Two panels compare histograms of mean visits to pink and white flowers. Panel A (raw data) shows both pink and white distributions with most values near zero and long right tails, creating skewed shapes. Panel B (log-transformed data) shows the same groups after applying a log(+0.2) transformation. The pink distribution becomes symmetric and bell-like, while the white distribution is less skewed but still uneven. Bars are outlined in black, with pink fill for pink flowers and white fill for white flowers. — Figure 1: Evaluating the normality assumptions for the raw (A), and log transformed (B) data. The “log” transform is actually log(+0.2) transformation because the data contains zeros, and adding one does not make the data particularly normal. This transformation makes the data more consistent with the normality assumption.

5. Variance is similar among groups

Comparing the variance in (log (x+.2) transformed) pollinator visits, reveals remarkably similar variance between groups. Thus we satisfy the equal variance assumption of linear models.

petal_color	var_visits
pink	0.627
white	0.768

# Transform data
SR_rils  <- SR_rils                          |> 
  mutate(log_visits = log(.2 + mean_visits))

# Compare variance
SR_rils                                      |> 
  group_by(petal_color)                      |>
  summarise(var_visits = var(log_visits))

When to worry about unequal variance.

Linear models are remarkably robust to the assumption of equal variance. You can feel confident that differences in variance will have limited influence on your results until the larger variance is more than four times larger than the smaller variance.

What to do when data violate assumptions

Later we’ll briefly touch on advanced techniques for dealing with data that are non-independent or and/or poorly described by the mean. Biased data are even harder. So here we will focus on solutions for non-normal data and data with unequal variance.

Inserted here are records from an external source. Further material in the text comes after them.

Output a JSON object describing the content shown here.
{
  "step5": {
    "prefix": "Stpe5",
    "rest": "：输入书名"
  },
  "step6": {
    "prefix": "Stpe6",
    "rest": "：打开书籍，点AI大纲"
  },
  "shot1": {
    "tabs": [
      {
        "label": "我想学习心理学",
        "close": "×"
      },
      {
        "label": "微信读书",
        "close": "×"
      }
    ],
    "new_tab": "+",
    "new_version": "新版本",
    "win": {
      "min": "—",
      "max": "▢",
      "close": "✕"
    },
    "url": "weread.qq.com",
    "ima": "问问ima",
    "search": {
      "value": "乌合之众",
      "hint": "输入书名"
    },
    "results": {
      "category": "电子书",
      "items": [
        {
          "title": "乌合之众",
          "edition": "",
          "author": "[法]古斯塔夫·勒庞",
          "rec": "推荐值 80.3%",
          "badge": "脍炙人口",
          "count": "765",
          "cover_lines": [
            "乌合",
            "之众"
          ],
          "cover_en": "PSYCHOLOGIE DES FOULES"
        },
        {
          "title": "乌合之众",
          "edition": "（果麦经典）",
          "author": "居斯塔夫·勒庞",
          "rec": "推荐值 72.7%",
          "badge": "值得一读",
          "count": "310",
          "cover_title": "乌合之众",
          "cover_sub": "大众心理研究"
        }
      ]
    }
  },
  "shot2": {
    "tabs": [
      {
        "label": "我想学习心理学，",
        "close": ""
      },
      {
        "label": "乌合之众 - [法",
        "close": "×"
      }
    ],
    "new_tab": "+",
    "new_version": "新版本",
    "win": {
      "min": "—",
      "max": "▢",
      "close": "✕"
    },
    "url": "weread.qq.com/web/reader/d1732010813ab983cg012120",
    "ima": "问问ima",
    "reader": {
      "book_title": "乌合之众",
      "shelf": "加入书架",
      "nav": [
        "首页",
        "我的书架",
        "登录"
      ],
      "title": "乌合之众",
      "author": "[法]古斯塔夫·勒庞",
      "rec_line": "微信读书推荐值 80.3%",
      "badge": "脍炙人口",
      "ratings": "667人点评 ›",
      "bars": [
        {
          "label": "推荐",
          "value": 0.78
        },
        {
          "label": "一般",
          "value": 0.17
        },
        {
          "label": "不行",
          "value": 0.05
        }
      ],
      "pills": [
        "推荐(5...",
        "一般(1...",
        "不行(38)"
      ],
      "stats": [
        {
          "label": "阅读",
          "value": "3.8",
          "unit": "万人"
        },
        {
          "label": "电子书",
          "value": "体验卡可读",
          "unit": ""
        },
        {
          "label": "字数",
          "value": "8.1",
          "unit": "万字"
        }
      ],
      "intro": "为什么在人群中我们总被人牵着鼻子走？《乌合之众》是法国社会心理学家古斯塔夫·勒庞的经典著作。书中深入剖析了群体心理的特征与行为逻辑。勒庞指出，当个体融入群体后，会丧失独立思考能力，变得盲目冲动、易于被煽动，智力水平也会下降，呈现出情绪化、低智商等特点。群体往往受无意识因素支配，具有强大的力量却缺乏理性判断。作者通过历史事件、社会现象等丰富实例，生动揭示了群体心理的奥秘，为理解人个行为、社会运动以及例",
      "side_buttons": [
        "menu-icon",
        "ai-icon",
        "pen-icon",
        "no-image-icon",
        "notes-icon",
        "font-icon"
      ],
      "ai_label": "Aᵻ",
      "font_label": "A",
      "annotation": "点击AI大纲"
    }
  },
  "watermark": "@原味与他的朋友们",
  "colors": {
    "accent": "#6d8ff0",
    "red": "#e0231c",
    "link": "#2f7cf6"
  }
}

A meme with three cartoon figures superimposed on a bell curve. The central figure, crying with glasses, says: "Hmm… linear model? random effects? covariates? mixed effect? GLMM?" On the left, a simple character smiles with the text: "Bootstrap for uncertainty, permute for NHST." On the right, a hooded character repeats the same phrase. The normal curve behind them shows percentages (68%, 95%, 99.7%) corresponding to standard deviations. — Figure 2: A stats meme! At the novice and expert ends of the experience distribution, both agree that bootstrapping for uncertainty and permuting for NHST are useful tools. The average biostatistician, stuck in the middle, frets over which modeling approach is appropriate.

When data are not normal: We can
1. Transform the data (as above).
2. Bootstrap to estimate uncertainty and permute to test null hypotheses (Figure 2). OR
3. Use a rank-based “non-parametric” test. Such tests are more formally a test for difference in medians. They work by ranking the data and comparing the observed distribution of rankings between groups to the null. We can do this in R as follows, which leads to serious rejection of the null hypothesis:

wilcox.test(log_visits ~ petal_color, data = SR_rils, exact = FALSE)


    Wilcoxon rank sum test with continuity correction

data:  log_visits by petal_color
W = 2127.5, p-value = 0.00001143
alternative hypothesis: true location shift is not equal to 0

When variance is unequal: We can use the “Welch’s t-test”, which does not assume equal variance. In fact, this is the default in R’s t.test() function. Here we use the standard t-test because the math is easier and is consistent with results in a broader linear model framework.